WALDMAN, MORRIS DAVID (1879–1963), U.S. social worker. Born in Bartfa, Hungary, Waldman was taken to the United States when he was four years old. He lectured at Columbia lumbia University (1916–18). He was rabbi of Temple Anshe Emeth in New Brunswick, New Jersey, in 1900–03, and in 1906–08 he directed the *Galveston Movement which was created to direct eastern European immigrants from the East Coast of the United States to less populous areas. Waldman was managing director of the United Hebrew Charities of New York from 1908 to 1917, vice president of the New York State Conference of Charities and Correction (1912), president of the New York City Conference of Charities (1915), and in 1927 was president of the National Conference of Jewish Charities. He traveled widely in the United States, setting up federations of Jewish charities to coordinate local Jewish philanthropy. Waldman spent 1921–22 in organizing relief for Central European Jewish communities, and was European director of the war orphans department and of the medico-sanitary department of the Joint Distribution Committee. In 1928 he became executive secretary of the American Jewish Committee, serving until 1945. From 1942 to 1945 he served as executive vice president of the Committee.

Waldman was responsible for many innovations in social work, including the District Service Plan in Boston, geared to serve family units rather than individual members of families; a planned parenthood clinic in Detroit; and bureaus of Jewish education based on the principle of community control. He helped to create the Bureau of Philanthropic Research and the National Desertion Bureau (of which he was the first chairman). He was also instrumental in having a human rights provision put into the United Nations charter. Additionally, he was active in the non-Zionist section of the Jewish Agency for Palestine; in the British-Zionist negotiations on Palestine, he represented the non-Zionist views.

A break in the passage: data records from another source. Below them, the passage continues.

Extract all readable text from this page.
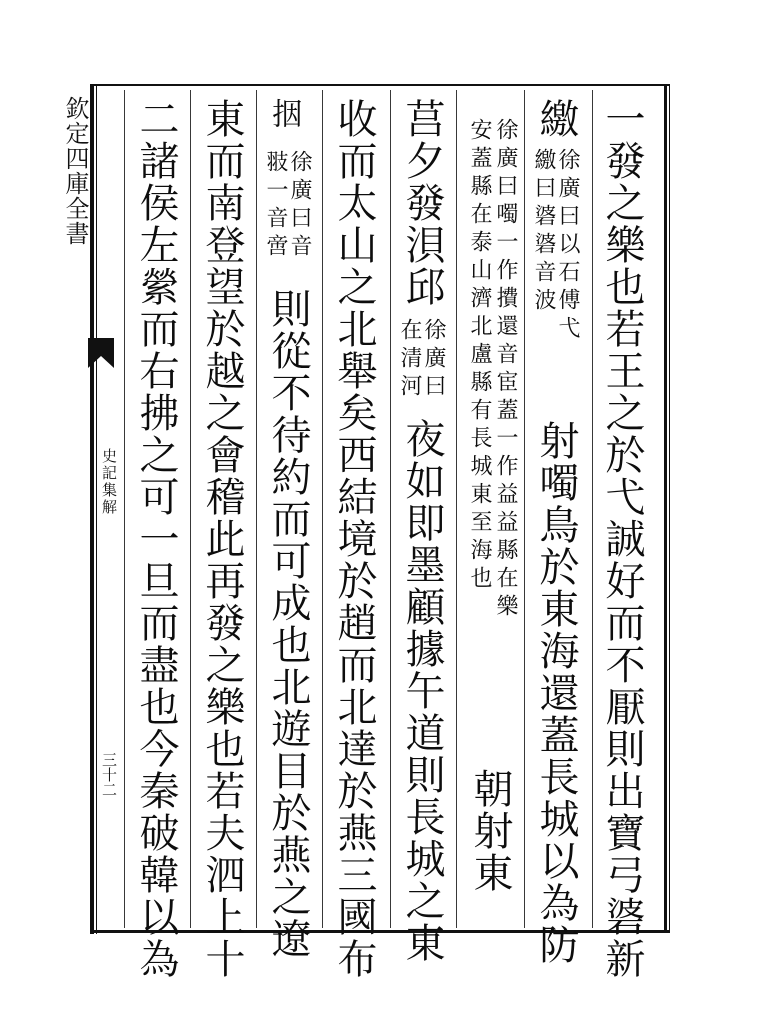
欽定四庫全書
史記集解
三十二	一發之樂也若王之於弋誠好而不厭則出寶弓碆新
繳
徐廣曰以石傅弋
繳曰碆碆音波
射噣鳥於東海還蓋長城以為防
徐廣曰噣一作㩌還音宦蓋一作益益縣在樂
安蓋縣在泰山濟北盧縣有長城東至海也
朝射東
莒夕發浿邱
徐廣曰
在清河
夜如即墨顧據午道則長城之東
收而太山之北舉矣西結境於趙而北達於燕三國布
㧢
徐廣曰音
翄一音啻
則從不待約而可成也北遊目於燕之遼
東而南登望於越之會稽此再發之樂也若夫泗上十
二諸侯左縈而右拂之可一旦而盡也今秦破韓以為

He opposed Jewish nationalism which he defined as the "organization of the scattered Jewry of the world into an international political unit or entity," although at the American Jewish Committee he tried unsuccessfully to bring agreement between Zionists and the non-Zionists in the organization. He later favored the establishment of Israel. Waldman's activities are recorded in Not By Power (1953), an autobiography. He also wrote Sieg Heil (1962), about Hitler's treatment of the Jews.